EDItorial design

my role

Layout, Typography, Binding/Packaging, Illustration

context

Have you ever been to a city for business or leisure and had no idea what places to visit? I definitely have and that is where the idea for this book came from. I designed and created it as part of an entrepreneurial project. It is meant to be a pocket-sized guide to help travelers become familiar with their new surroundings, especially the cooles places in town. It beautifully illustrates the hottest spots while also giving information about those locations.

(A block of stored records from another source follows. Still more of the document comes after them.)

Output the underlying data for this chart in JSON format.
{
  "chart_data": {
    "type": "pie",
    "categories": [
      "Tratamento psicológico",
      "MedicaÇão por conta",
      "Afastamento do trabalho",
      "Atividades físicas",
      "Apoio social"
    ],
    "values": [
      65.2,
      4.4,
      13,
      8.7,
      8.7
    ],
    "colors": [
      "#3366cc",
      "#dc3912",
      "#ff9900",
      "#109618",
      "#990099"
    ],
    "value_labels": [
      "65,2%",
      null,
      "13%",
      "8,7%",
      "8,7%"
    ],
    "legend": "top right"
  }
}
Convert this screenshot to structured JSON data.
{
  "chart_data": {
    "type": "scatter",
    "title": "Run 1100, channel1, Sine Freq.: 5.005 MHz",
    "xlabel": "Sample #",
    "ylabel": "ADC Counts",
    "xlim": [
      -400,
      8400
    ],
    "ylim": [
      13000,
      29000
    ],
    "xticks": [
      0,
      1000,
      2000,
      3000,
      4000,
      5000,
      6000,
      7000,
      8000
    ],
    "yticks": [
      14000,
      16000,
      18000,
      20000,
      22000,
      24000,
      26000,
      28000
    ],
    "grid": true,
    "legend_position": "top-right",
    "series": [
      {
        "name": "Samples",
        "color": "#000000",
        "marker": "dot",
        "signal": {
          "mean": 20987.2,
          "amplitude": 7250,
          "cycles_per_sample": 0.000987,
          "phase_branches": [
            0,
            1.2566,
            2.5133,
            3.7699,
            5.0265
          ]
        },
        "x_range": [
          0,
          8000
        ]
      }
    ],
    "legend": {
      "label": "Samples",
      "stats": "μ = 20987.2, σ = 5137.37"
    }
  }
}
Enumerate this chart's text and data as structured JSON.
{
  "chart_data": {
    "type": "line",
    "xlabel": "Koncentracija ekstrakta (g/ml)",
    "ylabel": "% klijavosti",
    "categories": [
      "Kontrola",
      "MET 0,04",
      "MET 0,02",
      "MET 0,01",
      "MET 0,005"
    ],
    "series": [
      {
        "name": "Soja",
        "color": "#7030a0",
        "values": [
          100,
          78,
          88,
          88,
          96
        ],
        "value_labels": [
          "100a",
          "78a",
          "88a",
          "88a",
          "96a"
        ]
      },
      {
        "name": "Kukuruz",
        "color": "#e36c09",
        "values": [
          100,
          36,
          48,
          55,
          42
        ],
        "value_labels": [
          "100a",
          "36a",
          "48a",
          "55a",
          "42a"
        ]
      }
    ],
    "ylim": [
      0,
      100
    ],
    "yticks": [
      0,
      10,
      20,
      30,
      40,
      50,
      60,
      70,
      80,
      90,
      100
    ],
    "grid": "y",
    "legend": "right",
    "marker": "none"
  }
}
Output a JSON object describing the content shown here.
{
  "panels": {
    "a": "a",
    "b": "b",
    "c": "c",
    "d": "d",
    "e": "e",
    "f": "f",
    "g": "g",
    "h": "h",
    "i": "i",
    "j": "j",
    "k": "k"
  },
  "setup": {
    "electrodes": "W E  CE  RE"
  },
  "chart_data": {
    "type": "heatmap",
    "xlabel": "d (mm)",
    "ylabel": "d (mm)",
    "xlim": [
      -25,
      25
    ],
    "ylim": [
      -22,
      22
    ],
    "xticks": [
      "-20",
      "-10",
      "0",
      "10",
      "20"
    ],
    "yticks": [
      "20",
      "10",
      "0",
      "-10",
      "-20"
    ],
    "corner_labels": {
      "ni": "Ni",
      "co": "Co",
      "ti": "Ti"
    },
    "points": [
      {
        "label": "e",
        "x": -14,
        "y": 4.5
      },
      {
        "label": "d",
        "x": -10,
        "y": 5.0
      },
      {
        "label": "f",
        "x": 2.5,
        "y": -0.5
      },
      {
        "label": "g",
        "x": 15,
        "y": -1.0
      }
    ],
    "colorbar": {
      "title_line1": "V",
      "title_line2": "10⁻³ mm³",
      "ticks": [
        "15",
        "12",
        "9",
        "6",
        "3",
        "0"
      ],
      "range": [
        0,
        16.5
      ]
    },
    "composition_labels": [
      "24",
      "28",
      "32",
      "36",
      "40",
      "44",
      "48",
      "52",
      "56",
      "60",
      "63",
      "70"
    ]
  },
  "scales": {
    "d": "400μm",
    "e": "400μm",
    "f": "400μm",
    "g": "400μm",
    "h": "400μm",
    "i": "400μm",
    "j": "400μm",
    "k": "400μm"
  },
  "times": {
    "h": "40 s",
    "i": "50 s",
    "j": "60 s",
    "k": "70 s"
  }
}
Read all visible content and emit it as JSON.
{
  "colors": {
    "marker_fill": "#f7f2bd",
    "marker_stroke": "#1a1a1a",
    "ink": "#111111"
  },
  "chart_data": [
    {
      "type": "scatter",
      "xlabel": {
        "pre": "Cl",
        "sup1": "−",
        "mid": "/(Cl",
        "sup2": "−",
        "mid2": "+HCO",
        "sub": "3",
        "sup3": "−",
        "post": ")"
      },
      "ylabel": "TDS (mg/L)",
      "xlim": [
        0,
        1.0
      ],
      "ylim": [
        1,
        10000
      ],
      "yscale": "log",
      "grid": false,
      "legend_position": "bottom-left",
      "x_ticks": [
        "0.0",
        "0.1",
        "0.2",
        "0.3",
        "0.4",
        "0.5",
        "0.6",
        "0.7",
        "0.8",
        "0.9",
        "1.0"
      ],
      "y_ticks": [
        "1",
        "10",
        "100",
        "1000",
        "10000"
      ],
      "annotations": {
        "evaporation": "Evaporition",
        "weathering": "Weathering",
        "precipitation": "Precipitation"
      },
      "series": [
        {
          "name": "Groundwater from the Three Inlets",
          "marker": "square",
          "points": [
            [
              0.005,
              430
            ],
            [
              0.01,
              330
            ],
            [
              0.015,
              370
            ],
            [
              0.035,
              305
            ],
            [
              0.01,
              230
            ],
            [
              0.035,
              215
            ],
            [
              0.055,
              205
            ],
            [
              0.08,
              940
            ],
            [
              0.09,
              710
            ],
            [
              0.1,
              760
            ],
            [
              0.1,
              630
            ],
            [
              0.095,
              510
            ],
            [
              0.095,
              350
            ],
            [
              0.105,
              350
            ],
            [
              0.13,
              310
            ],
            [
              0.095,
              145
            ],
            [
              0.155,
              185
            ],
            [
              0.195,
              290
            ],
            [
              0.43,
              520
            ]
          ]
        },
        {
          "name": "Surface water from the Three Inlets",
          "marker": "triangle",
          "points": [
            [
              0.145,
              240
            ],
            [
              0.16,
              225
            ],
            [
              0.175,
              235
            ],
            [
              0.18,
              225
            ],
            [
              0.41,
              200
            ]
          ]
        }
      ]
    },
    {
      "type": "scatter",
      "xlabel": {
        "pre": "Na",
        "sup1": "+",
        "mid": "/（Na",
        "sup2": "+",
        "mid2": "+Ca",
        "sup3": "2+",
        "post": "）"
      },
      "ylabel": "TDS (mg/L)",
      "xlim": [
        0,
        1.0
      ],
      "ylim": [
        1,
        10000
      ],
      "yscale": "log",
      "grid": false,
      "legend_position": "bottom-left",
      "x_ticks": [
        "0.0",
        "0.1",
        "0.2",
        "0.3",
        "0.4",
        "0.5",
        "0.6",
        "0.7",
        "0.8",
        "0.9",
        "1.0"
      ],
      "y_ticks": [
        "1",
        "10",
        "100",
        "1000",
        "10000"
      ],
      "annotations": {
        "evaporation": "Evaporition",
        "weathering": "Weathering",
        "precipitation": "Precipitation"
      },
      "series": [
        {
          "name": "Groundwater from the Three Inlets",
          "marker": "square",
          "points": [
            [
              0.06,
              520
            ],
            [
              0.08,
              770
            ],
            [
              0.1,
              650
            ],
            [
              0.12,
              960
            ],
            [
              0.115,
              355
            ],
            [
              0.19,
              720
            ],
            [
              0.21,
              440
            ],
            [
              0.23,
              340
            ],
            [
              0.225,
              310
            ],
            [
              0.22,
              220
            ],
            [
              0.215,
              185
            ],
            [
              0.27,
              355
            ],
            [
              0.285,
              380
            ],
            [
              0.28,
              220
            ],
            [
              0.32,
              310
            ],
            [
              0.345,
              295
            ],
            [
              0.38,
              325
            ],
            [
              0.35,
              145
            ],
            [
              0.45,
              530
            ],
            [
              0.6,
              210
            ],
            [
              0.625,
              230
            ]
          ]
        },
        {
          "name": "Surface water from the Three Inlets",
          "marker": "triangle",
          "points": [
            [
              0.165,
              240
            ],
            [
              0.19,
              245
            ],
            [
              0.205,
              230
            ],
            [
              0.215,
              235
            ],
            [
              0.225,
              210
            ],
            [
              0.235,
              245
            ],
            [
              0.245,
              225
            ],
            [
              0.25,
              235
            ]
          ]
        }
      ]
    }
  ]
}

The book shown here is an example guide for the City of Hamburg. It contains 8 illustrated postcards that, thanks to a perforated edge, can be torn out and sent to family and/or friends. The information page including a smaller version of the illustration remains in the book. The traveler can also make a note of who the card was sent to on it. The wrapping paper for the book is a big map of the city with little markers that indicate the 9 must-see places. Usable as a souvenir, a handy source of information, or a shareable experience, this book is a must have for every traveler.

research

The common travel guide is usually very pragmatic with its only point of existence being to give information and not to be aesthetically pleasing. It was important to me that the postcard book combines practicality with beauty not only because I am a designer but because I believe that lovely visuals make information more memorable and digestible while enhancing the experience of travel.

To find a visual language that I thought was perfect for the book, I looked at different examples of illustration styles, how postcards can be combined and/or collected, what color palette and fonts would be appropriate, and I researched book binding methods.

visual language

After extensive research, I decided for a hand drawn aesthetic for the illustrations, an energetic and fun color palette and typography that combines modern with vintage.